Option 2 Provide for an alternative success path for injecting chemicals into the suppression pool. If you chose this option, please provide the following information:
b.1 Provide a description of the alternative injection path, its capabilities for performing the pH control function, and its quality characteristics.
b.2 Do the components which make up the alternative path meet the same quality characteristics required of the SLC system as described in Items 1.1 to 1.5, 2, and 3 above?

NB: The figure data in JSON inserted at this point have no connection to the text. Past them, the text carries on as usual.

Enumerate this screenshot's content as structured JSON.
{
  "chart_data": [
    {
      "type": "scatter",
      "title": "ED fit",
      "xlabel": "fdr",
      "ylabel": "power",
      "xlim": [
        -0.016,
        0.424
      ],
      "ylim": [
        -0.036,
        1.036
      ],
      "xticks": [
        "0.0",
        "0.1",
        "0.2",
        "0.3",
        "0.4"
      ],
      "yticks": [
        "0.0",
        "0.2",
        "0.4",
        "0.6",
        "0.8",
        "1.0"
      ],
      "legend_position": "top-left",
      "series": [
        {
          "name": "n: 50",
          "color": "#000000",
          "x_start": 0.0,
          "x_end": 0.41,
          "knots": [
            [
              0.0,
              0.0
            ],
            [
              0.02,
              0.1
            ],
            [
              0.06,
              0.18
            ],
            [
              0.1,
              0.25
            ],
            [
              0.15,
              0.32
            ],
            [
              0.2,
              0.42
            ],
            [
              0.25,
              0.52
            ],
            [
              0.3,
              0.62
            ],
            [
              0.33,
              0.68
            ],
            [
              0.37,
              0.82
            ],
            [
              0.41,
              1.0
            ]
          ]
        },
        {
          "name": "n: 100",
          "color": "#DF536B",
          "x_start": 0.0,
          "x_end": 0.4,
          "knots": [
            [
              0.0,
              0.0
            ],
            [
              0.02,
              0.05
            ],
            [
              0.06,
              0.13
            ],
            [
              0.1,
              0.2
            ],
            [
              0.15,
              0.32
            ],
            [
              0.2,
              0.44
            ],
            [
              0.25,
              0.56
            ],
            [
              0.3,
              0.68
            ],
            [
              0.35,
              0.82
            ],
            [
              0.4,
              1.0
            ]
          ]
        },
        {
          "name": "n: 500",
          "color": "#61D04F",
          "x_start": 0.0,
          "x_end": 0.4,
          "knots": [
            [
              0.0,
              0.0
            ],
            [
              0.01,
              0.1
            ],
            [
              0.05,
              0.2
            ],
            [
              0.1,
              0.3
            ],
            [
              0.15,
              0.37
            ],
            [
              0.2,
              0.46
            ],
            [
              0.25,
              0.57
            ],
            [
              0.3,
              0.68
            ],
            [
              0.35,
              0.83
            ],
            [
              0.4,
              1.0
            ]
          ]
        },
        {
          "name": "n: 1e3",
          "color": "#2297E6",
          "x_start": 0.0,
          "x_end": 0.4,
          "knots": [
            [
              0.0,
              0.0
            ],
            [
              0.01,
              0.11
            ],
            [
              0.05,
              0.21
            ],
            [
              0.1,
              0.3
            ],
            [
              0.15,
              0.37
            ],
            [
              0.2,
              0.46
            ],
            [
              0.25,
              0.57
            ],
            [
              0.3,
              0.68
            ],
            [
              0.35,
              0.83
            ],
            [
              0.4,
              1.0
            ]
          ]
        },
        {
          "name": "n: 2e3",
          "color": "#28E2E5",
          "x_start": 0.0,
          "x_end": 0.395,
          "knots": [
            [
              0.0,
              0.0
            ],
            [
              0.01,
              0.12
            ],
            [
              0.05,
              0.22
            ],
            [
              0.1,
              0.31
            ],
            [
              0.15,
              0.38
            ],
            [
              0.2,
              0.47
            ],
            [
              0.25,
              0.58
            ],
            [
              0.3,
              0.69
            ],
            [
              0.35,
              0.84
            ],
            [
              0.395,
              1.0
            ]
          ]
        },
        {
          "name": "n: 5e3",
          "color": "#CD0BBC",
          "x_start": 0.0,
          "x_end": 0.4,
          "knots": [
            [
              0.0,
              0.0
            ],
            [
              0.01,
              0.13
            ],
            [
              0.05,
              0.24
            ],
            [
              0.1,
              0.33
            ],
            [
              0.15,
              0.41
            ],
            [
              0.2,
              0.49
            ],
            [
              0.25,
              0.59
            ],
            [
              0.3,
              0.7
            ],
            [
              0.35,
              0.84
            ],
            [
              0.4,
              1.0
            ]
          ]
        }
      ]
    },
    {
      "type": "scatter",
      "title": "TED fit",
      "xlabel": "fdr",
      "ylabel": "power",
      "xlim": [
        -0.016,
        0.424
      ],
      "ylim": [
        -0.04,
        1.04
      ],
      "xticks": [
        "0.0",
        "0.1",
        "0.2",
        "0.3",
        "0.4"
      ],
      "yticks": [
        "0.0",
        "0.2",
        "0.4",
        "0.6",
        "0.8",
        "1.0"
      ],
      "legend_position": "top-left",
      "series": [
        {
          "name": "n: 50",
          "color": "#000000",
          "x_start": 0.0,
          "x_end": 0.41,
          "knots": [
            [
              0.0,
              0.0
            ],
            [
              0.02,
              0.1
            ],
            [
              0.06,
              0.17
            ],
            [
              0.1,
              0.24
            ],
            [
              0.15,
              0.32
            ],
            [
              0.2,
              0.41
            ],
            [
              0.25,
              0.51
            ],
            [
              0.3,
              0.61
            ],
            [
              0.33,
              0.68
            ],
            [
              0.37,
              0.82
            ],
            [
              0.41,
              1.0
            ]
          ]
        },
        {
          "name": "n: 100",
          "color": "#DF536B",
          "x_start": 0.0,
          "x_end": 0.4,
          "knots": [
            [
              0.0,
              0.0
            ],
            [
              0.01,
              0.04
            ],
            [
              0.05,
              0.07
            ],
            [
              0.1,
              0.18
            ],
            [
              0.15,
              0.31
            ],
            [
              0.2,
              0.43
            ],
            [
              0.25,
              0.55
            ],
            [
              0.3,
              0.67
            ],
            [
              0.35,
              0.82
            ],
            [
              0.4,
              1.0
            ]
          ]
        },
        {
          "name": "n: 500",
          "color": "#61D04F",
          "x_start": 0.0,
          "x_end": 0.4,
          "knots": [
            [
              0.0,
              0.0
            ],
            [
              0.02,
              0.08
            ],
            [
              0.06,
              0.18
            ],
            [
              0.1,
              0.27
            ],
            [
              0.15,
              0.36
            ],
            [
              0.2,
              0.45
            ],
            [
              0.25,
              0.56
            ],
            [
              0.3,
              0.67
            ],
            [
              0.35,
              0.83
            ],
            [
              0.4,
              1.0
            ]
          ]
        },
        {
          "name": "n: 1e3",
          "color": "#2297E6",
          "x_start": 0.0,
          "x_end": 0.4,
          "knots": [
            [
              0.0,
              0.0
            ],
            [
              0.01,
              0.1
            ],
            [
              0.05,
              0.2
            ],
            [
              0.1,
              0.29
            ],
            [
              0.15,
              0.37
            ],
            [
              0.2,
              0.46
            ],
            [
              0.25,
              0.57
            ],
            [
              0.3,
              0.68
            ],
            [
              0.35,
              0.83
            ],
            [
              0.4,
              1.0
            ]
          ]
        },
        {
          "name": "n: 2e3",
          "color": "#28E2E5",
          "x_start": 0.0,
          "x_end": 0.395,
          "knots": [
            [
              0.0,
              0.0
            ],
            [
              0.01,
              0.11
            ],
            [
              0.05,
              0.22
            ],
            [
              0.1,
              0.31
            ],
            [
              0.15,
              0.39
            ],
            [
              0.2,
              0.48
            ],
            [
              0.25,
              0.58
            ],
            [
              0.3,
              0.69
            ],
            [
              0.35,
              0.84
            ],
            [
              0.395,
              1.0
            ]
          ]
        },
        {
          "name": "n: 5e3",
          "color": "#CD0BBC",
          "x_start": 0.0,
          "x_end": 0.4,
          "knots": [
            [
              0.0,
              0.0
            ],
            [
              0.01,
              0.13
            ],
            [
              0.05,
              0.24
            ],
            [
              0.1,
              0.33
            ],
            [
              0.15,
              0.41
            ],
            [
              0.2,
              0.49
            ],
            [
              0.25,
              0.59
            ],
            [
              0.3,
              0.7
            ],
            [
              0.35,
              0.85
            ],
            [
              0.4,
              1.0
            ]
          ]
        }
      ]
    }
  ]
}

b.3 Does the alternate injection path require actions to be taken in areas outside the control room? How accessible will these areas be? What additional personnel would be required?
c.
Option 3 Show that 10 CFR 50.67 dose criteria are met even if pH is not controlled. If you choose this option, demonstrate through analyses that the projected accident doses will continue to meet the criteria of 10 CFR 50.67 assuming that the suppression pool pH is not controlled. The dissolution of gesium iodide (CsI) and its re-evolution from the suppression pool as elemental iodine must be evaluated by a suitably conservative methodology. The analysis of iodine speciation should be provided for staff review. The analysis documentation should include a detailed description and justification of the analysis assumptions, inputs, methods, and results. The resulting iodine speciation should be incorporated into the dose analyses. The calculation may take credit for the mitigating capabilities of other equipment, for example the SGTS, if such equipment would be available. A description of the dose analysis assumptions, inputs, methods, and results should be provided. Licensees proposing this approach should recognize that this option will incur longer staff review times and will likely involve fee-billable support from national laboratories.
44.
Page 16 of Attachment 1 states the transfer of radioactive gases into the control room are minimized by maintaining the control room at a positive pressure of 0.1-inch water column with respect to adjacent areas during emergency pressurized modes. Unit 1 TS 3.7.2 states that the control room is maintained at 1/8-inch water gauge positive pressure. This is equivalent to 0.125-inch water column. Verify that the 0.1-inch water gauge was inadvertently truncated and that LGS is not requesting to change its license basis to 0.1-inch water gauge or provide justification for your proposed change.